The items are produced via 3-D printer, and can be customized by size, color, material or with personal text and images. A "personalization widget" lets you play around with different designs and preview your purchase before you buy.
"The introduction of our 3-D Printed Products store suggests the beginnings of a shift in online retail - that manufacturing can be more nimble to provide an immersive customer experience," Petra Schindler-Carter, Amazon's director for marketplace sales, said in a statement.
In launching the store, Amazon signed on 3-D-printing productions firms including Cincinnati-based 3DLT and Brooklyn's Mixee Labs. Mixee co-founder Nancy Liang said the new marketplace "has the potential to become the app store for the physical world."
As for the drone delivery, Amazon still has some hurdles to clear. The company announced in December that it hoped to begin delivering packages using drones in four or five years, but it won't be able to do so until federal regulators craft safety rules for unmanned aircraft.

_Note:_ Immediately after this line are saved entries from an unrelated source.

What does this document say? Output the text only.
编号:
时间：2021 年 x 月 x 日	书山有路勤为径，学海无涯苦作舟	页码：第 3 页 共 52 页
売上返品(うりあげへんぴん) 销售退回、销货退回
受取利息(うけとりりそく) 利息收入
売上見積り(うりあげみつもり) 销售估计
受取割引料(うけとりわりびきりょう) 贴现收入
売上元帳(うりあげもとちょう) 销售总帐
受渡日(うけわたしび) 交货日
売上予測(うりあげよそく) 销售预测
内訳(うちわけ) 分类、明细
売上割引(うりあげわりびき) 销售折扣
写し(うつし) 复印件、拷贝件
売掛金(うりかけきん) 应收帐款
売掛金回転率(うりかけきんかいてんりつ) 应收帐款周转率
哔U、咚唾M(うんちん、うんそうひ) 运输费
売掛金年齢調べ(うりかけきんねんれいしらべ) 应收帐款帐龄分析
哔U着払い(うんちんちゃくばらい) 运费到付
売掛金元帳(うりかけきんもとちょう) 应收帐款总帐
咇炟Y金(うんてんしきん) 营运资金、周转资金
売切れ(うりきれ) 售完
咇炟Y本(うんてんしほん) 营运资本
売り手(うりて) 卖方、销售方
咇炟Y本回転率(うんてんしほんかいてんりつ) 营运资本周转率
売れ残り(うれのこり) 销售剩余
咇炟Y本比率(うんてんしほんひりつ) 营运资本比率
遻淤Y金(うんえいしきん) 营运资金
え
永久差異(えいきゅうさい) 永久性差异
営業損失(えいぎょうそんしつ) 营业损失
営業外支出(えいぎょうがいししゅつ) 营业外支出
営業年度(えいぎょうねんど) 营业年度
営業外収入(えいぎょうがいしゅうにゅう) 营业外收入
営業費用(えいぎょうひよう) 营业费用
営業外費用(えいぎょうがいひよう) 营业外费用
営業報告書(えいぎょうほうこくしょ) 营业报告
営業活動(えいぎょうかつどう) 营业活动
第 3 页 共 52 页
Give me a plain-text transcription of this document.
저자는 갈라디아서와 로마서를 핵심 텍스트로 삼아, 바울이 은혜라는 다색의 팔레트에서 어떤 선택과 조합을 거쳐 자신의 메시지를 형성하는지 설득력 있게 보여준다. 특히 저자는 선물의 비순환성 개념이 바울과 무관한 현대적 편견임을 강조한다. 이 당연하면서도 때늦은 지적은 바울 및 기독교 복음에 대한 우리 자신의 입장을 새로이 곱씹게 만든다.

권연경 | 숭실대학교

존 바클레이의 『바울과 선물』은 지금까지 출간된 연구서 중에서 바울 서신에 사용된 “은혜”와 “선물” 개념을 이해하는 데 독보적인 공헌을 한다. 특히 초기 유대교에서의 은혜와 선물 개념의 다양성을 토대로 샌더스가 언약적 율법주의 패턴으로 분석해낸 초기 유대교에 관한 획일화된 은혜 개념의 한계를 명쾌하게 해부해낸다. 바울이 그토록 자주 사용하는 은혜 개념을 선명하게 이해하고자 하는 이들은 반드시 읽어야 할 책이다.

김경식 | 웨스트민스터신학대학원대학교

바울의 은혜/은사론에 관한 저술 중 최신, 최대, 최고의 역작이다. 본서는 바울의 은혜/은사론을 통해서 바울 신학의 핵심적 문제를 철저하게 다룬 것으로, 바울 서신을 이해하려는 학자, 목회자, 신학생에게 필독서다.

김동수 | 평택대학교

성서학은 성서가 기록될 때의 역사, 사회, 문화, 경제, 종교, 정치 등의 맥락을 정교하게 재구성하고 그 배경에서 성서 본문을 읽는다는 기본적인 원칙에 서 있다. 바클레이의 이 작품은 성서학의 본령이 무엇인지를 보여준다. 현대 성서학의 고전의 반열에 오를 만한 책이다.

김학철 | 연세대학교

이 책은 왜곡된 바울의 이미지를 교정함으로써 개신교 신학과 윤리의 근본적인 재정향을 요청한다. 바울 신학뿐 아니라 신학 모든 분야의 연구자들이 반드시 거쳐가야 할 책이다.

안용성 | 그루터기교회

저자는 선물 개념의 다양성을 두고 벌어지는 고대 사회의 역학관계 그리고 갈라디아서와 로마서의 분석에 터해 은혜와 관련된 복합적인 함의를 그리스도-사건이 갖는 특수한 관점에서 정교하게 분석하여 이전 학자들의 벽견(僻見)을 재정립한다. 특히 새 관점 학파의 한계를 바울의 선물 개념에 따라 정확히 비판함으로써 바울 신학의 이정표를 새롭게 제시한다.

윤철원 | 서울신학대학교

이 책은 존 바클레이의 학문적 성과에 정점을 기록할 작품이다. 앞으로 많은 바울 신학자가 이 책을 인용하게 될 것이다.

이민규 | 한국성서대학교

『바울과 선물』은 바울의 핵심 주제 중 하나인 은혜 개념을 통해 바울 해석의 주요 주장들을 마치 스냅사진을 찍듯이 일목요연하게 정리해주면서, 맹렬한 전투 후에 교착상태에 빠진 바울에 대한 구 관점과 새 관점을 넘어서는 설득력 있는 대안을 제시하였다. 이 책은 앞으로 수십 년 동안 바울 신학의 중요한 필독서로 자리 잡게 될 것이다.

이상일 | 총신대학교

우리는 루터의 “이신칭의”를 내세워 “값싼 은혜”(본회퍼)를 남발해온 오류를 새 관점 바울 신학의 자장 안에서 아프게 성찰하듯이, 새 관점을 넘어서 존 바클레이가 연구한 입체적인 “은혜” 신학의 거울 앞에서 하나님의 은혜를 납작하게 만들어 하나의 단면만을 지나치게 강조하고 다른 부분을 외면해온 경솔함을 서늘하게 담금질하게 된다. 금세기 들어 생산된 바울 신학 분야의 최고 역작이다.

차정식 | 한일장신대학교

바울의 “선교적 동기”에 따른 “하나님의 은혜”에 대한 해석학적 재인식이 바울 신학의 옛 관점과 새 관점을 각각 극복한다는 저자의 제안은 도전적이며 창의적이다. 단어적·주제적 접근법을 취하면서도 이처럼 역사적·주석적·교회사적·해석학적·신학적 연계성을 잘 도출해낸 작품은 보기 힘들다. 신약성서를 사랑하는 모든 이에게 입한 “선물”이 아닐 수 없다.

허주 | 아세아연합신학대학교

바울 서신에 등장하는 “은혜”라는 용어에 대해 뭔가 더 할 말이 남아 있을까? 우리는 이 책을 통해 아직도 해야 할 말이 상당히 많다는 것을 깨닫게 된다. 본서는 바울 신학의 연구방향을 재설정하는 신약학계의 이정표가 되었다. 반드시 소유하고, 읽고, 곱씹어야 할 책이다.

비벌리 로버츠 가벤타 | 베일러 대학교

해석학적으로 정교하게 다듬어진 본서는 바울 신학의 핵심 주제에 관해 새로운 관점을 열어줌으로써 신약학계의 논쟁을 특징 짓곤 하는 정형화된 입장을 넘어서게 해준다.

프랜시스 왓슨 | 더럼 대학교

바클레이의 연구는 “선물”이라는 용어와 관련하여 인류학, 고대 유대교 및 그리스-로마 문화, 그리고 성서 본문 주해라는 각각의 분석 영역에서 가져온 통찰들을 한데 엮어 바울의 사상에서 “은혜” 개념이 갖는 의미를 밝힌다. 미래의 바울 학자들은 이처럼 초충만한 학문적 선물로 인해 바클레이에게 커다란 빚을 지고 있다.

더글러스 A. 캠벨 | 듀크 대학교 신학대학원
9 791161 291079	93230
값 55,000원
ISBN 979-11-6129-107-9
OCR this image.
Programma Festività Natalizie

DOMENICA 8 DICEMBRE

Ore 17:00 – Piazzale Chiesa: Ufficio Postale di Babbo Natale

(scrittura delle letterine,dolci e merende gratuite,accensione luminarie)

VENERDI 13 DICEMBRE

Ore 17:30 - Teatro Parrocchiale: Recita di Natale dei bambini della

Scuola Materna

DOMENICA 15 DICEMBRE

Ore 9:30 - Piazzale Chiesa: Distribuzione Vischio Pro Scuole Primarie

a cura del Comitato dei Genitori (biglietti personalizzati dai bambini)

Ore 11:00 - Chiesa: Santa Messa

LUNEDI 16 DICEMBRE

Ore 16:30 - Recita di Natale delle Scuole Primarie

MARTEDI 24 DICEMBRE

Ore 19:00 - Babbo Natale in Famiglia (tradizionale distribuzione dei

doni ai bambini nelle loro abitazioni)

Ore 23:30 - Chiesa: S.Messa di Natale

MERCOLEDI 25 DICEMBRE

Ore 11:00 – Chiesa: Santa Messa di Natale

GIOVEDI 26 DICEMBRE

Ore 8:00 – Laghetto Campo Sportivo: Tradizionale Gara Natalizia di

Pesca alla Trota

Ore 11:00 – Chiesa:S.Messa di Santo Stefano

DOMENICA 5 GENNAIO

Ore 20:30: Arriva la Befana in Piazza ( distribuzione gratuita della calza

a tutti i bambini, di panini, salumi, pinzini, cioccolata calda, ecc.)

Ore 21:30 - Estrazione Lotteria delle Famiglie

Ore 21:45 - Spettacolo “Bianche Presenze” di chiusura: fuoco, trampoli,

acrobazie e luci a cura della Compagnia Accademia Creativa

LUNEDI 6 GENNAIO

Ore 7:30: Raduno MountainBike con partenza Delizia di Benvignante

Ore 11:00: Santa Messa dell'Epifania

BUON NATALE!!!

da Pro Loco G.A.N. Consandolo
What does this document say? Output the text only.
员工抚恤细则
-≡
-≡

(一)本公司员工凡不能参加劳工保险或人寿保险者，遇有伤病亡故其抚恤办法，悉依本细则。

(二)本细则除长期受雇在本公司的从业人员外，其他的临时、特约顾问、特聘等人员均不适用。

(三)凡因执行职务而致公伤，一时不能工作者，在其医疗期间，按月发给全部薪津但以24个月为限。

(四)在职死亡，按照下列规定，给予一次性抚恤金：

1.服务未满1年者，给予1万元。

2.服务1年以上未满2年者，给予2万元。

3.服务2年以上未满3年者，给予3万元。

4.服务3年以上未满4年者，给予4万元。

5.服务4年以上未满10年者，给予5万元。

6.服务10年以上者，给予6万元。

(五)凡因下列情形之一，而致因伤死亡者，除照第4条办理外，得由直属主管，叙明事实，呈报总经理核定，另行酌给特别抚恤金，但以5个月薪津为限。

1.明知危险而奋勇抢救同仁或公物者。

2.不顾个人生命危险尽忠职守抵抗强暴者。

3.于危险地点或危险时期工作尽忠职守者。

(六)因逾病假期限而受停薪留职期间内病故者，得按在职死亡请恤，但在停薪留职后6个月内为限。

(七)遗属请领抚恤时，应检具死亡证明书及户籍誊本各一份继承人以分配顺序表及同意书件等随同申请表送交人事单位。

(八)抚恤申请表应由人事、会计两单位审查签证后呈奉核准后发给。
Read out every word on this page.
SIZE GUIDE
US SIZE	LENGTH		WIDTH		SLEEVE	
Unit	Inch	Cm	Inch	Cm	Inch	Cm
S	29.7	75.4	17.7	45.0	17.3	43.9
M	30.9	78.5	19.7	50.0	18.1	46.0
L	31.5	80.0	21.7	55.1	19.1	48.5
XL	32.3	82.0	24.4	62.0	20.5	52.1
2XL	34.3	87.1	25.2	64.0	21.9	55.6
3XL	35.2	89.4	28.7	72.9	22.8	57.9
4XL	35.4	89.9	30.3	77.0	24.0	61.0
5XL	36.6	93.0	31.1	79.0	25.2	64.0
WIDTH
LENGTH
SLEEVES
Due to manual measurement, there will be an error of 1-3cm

"Amazon Prime Air, a new delivery system that will get packages to customers in 30 minutes or less using aerial vehicles, is one invention we are incredibly passionate about," Amazon said in a letter to the Federal Aviation Administration earlier this month. "One day, seeing Amazon Prime Air will be as normal as seeing mail trucks on the road today, resulting in enormous benefits for consumers across the nation."